Il presente elaborato analizza l'architettura del nuovo Sistema europeo di vigilanza finanziaria a partire da gennaio 2011, con principale riferimaento all' ESMA; alla sua ratio istitutiva, ai sui poteri, alle sue funzioni e alla sua struttura organizzativa.
In particolare nel primo capitolo si descrive una panoramica del sistema di supervisione fiananziaria europeo ante crisi 2008; analizzandone le lacune e le conseguenti soluzioni adottate dalla Commissione dell'UE coadiuvata da Larosière, procedendo poi a descrivere la nuova architettura di vigilanza.
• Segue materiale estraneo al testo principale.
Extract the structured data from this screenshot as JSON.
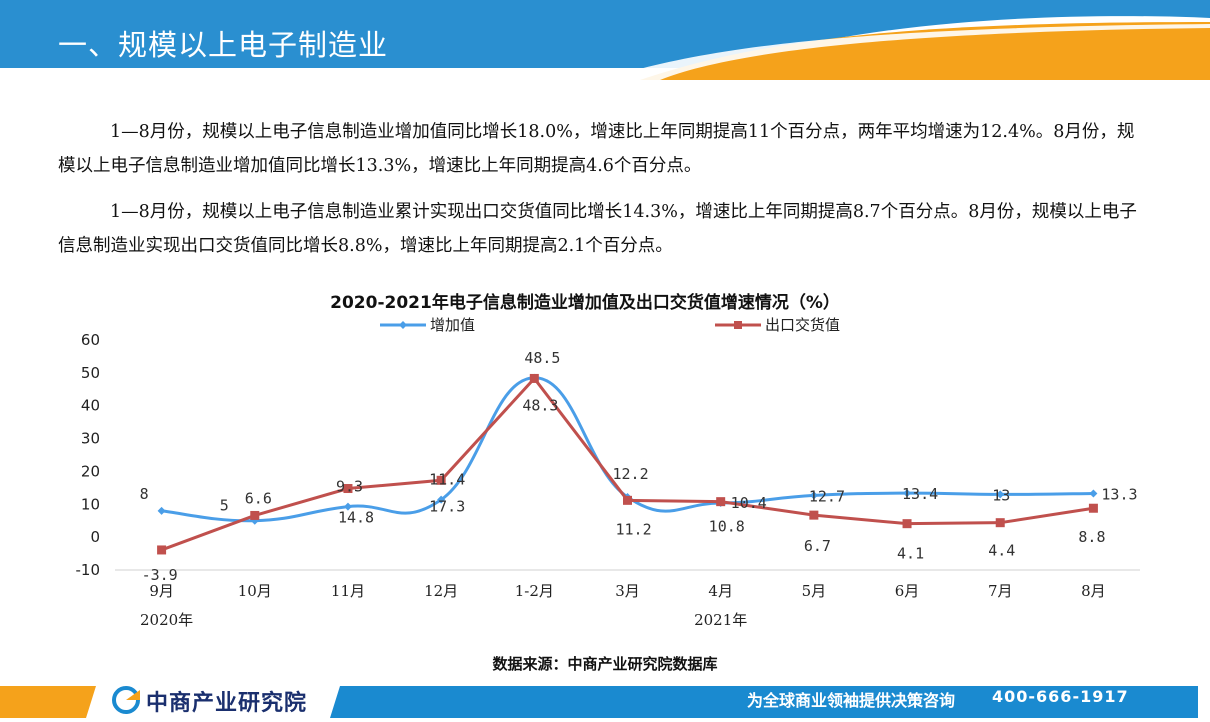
{
  "header": {
    "title": "一、规模以上电子制造业"
  },
  "paragraphs": [
    "1—8月份，规模以上电子信息制造业增加值同比增长18.0%，增速比上年同期提高11个百分点，两年平均增速为12.4%。8月份，规模以上电子信息制造业增加值同比增长13.3%，增速比上年同期提高4.6个百分点。",
    "1—8月份，规模以上电子信息制造业累计实现出口交货值同比增长14.3%，增速比上年同期提高8.7个百分点。8月份，规模以上电子信息制造业实现出口交货值同比增长8.8%，增速比上年同期提高2.1个百分点。"
  ],
  "chart_data": {
    "type": "line",
    "title": "2020-2021年电子信息制造业增加值及出口交货值增速情况（%）",
    "categories": [
      "9月",
      "10月",
      "11月",
      "12月",
      "1-2月",
      "3月",
      "4月",
      "5月",
      "6月",
      "7月",
      "8月"
    ],
    "year_labels": [
      {
        "label": "2020年",
        "category_index": 0
      },
      {
        "label": "2021年",
        "category_index": 6
      }
    ],
    "series": [
      {
        "name": "增加值",
        "color": "#4a9ee8",
        "marker": "diamond",
        "smooth": true,
        "values": [
          8,
          5,
          9.3,
          11.4,
          48.5,
          12.2,
          10.4,
          12.7,
          13.4,
          13,
          13.3
        ],
        "labels": [
          "8",
          "5",
          "9.3",
          "11.4",
          "48.5",
          "12.2",
          "10.4",
          "12.7",
          "13.4",
          "13",
          "13.3"
        ]
      },
      {
        "name": "出口交货值",
        "color": "#c0504d",
        "marker": "square",
        "smooth": false,
        "values": [
          -3.9,
          6.6,
          14.8,
          17.3,
          48.3,
          11.2,
          10.8,
          6.7,
          4.1,
          4.4,
          8.8
        ],
        "labels": [
          "-3.9",
          "6.6",
          "14.8",
          "17.3",
          "48.3",
          "11.2",
          "10.8",
          "6.7",
          "4.1",
          "4.4",
          "8.8"
        ]
      }
    ],
    "ylim": [
      -10,
      60
    ],
    "yticks": [
      -10,
      0,
      10,
      20,
      30,
      40,
      50,
      60
    ],
    "grid": false,
    "legend": "top"
  },
  "source": "数据来源：中商产业研究院数据库",
  "footer": {
    "logo_text": "中商产业研究院",
    "slogan": "为全球商业领袖提供决策咨询",
    "phone": "400-666-1917"
  },
  "colors": {
    "header_blue": "#2a8fd0",
    "accent_orange": "#f5a21b",
    "footer_navy": "#1a2f6e"
  }
}
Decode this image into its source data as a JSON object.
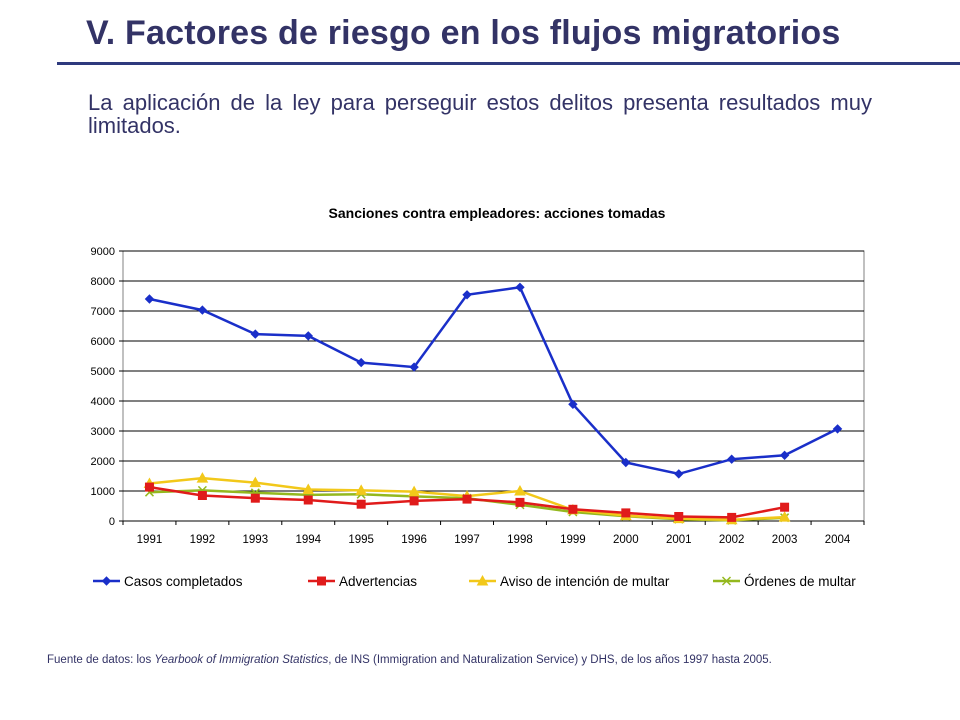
{
  "slide": {
    "title": "V. Factores de riesgo en los flujos migratorios",
    "subtitle": "La aplicación de la ley para perseguir estos delitos presenta resultados muy limitados."
  },
  "source": {
    "prefix": "Fuente de datos: los ",
    "publication": "Yearbook of Immigration Statistics",
    "suffix": ", de INS (Immigration and Naturalization Service) y DHS, de los años 1997 hasta 2005."
  },
  "colors": {
    "title_text": "#333366",
    "rule": "#2e3a7e",
    "series": [
      "#1a2fc9",
      "#e01b1b",
      "#f2c81a",
      "#94b81e"
    ]
  },
  "chart_data": {
    "type": "line",
    "title": "Sanciones contra empleadores: acciones tomadas",
    "xlabel": "",
    "ylabel": "",
    "categories": [
      "1991",
      "1992",
      "1993",
      "1994",
      "1995",
      "1996",
      "1997",
      "1998",
      "1999",
      "2000",
      "2001",
      "2002",
      "2003",
      "2004"
    ],
    "ylim": [
      0,
      9000
    ],
    "yticks": [
      0,
      1000,
      2000,
      3000,
      4000,
      5000,
      6000,
      7000,
      8000,
      9000
    ],
    "grid": true,
    "legend_position": "bottom",
    "series": [
      {
        "name": "Casos completados",
        "marker": "diamond",
        "values": [
          7400,
          7030,
          6230,
          6170,
          5280,
          5130,
          7540,
          7790,
          3890,
          1950,
          1570,
          2060,
          2190,
          3070
        ]
      },
      {
        "name": "Advertencias",
        "marker": "square",
        "values": [
          1130,
          850,
          760,
          700,
          560,
          670,
          730,
          620,
          390,
          270,
          150,
          120,
          460,
          null
        ]
      },
      {
        "name": "Aviso de intención de multar",
        "marker": "triangle",
        "values": [
          1250,
          1430,
          1280,
          1050,
          1020,
          980,
          830,
          1000,
          370,
          180,
          80,
          40,
          130,
          null
        ]
      },
      {
        "name": "Órdenes de multar",
        "marker": "x",
        "values": [
          960,
          1020,
          940,
          870,
          890,
          820,
          760,
          540,
          300,
          160,
          60,
          20,
          110,
          null
        ]
      }
    ]
  }
}
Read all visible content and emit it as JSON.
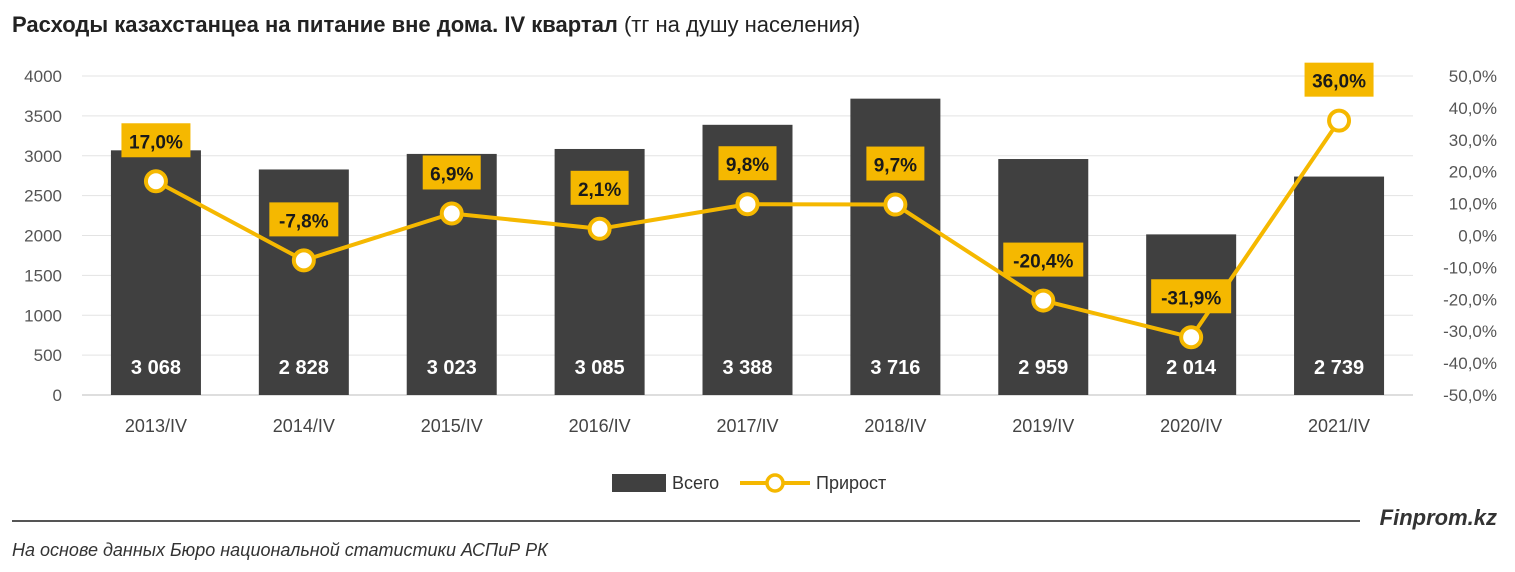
{
  "title": {
    "bold": "Расходы казахстанцеа на питание вне дома. IV квартал",
    "normal": "(тг на душу населения)"
  },
  "chart_data": {
    "type": "bar",
    "categories": [
      "2013/IV",
      "2014/IV",
      "2015/IV",
      "2016/IV",
      "2017/IV",
      "2018/IV",
      "2019/IV",
      "2020/IV",
      "2021/IV"
    ],
    "series": [
      {
        "name": "Всего",
        "type": "bar",
        "axis": "left",
        "values": [
          3068,
          2828,
          3023,
          3085,
          3388,
          3716,
          2959,
          2014,
          2739
        ],
        "labels": [
          "3 068",
          "2 828",
          "3 023",
          "3 085",
          "3 388",
          "3 716",
          "2 959",
          "2 014",
          "2 739"
        ],
        "color": "#404040"
      },
      {
        "name": "Прирост",
        "type": "line",
        "axis": "right",
        "values": [
          17.0,
          -7.8,
          6.9,
          2.1,
          9.8,
          9.7,
          -20.4,
          -31.9,
          36.0
        ],
        "labels": [
          "17,0%",
          "-7,8%",
          "6,9%",
          "2,1%",
          "9,8%",
          "9,7%",
          "-20,4%",
          "-31,9%",
          "36,0%"
        ],
        "color": "#F5B800"
      }
    ],
    "y_left": {
      "ylim": [
        0,
        4000
      ],
      "ticks": [
        0,
        500,
        1000,
        1500,
        2000,
        2500,
        3000,
        3500,
        4000
      ],
      "tick_labels": [
        "0",
        "500",
        "1000",
        "1500",
        "2000",
        "2500",
        "3000",
        "3500",
        "4000"
      ]
    },
    "y_right": {
      "ylim": [
        -50,
        50
      ],
      "ticks": [
        -50,
        -40,
        -30,
        -20,
        -10,
        0,
        10,
        20,
        30,
        40,
        50
      ],
      "tick_labels": [
        "-50,0%",
        "-40,0%",
        "-30,0%",
        "-20,0%",
        "-10,0%",
        "0,0%",
        "10,0%",
        "20,0%",
        "30,0%",
        "40,0%",
        "50,0%"
      ]
    },
    "grid": true,
    "legend": "bottom-center"
  },
  "footer": {
    "brand": "Finprom.kz",
    "source": "На основе данных Бюро национальной статистики АСПиР РК"
  }
}
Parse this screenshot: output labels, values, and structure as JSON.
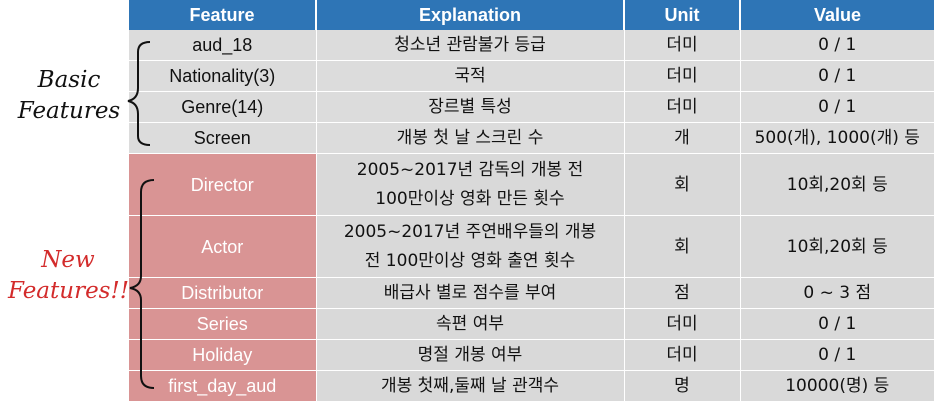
{
  "table": {
    "headers": [
      "Feature",
      "Explanation",
      "Unit",
      "Value"
    ],
    "basic_rows": [
      {
        "feature": "aud_18",
        "explanation": "청소년 관람불가 등급",
        "unit": "더미",
        "value": "0 / 1"
      },
      {
        "feature": "Nationality(3)",
        "explanation": "국적",
        "unit": "더미",
        "value": "0 / 1"
      },
      {
        "feature": "Genre(14)",
        "explanation": "장르별 특성",
        "unit": "더미",
        "value": "0 / 1"
      },
      {
        "feature": "Screen",
        "explanation": "개봉 첫 날 스크린 수",
        "unit": "개",
        "value": "500(개), 1000(개) 등"
      }
    ],
    "new_rows": [
      {
        "feature": "Director",
        "explanation_line1": "2005~2017년 감독의 개봉 전",
        "explanation_line2": "100만이상 영화 만든 횟수",
        "unit": "회",
        "value": "10회,20회 등"
      },
      {
        "feature": "Actor",
        "explanation_line1": "2005~2017년 주연배우들의 개봉",
        "explanation_line2": "전 100만이상 영화 출연 횟수",
        "unit": "회",
        "value": "10회,20회 등"
      },
      {
        "feature": "Distributor",
        "explanation": "배급사 별로 점수를 부여",
        "unit": "점",
        "value": "0 ~ 3 점"
      },
      {
        "feature": "Series",
        "explanation": "속편 여부",
        "unit": "더미",
        "value": "0 / 1"
      },
      {
        "feature": "Holiday",
        "explanation": "명절 개봉 여부",
        "unit": "더미",
        "value": "0 / 1"
      },
      {
        "feature": "first_day_aud",
        "explanation": "개봉 첫째,둘째 날 관객수",
        "unit": "명",
        "value": "10000(명) 등"
      }
    ]
  },
  "labels": {
    "basic_line1": "Basic",
    "basic_line2": "Features",
    "new_line1": "New",
    "new_line2": "Features!!"
  },
  "colors": {
    "header_bg": "#2e75b6",
    "basic_row_bg": "#dcdcdc",
    "new_feature_bg": "#d99494",
    "new_label": "#d32b2b"
  }
}
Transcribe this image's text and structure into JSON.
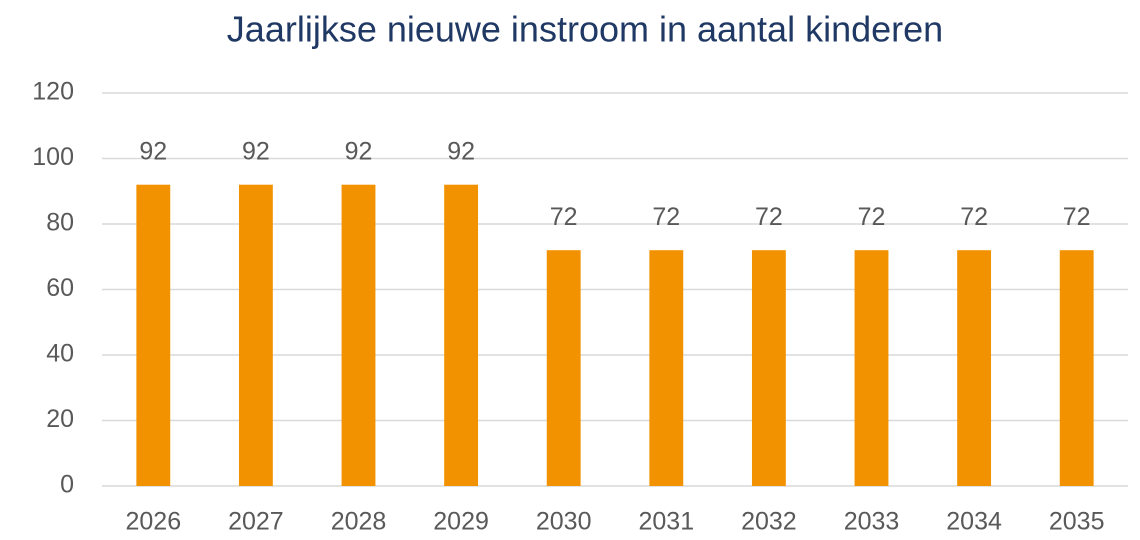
{
  "chart_data": {
    "type": "bar",
    "title": "Jaarlijkse nieuwe instroom in aantal kinderen",
    "categories": [
      "2026",
      "2027",
      "2028",
      "2029",
      "2030",
      "2031",
      "2032",
      "2033",
      "2034",
      "2035"
    ],
    "values": [
      92,
      92,
      92,
      92,
      72,
      72,
      72,
      72,
      72,
      72
    ],
    "color": "#f39200",
    "ylim": [
      0,
      120
    ],
    "yticks": [
      0,
      20,
      40,
      60,
      80,
      100,
      120
    ],
    "grid": true,
    "data_labels": true
  }
}
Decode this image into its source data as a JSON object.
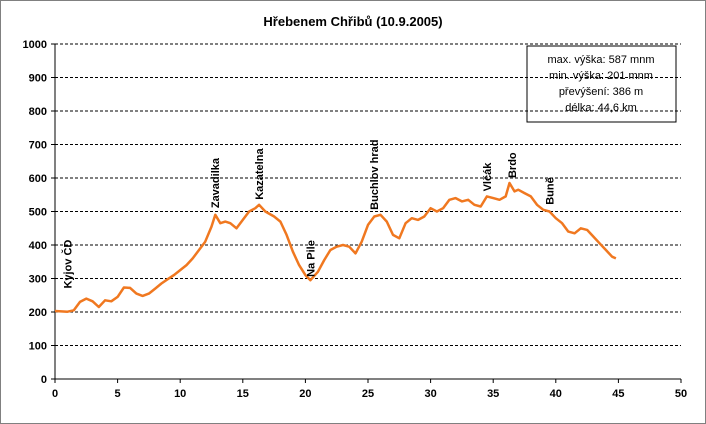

Nel secondo capitolo viene effettuato un focus molto approfondito sulla nuova Authority Esma, analizzandone la struttura organizzativa, l'ambito di intervento, i poteri,l'enforcement ele funzioni, tra le quali: la supervisione diretta alle Agenzie di rating ed ai partecipanti ai mercati finanziari nonchè la tutela degli investitori ed i mezzi di ricorso.
Nel terzo capitolo si analizza invece lo status giuridico di Esma all'interno del Diritto amministrativo dell'UE nonchè, i rapporti con la CONSOB e le vartie Autorità domestiche.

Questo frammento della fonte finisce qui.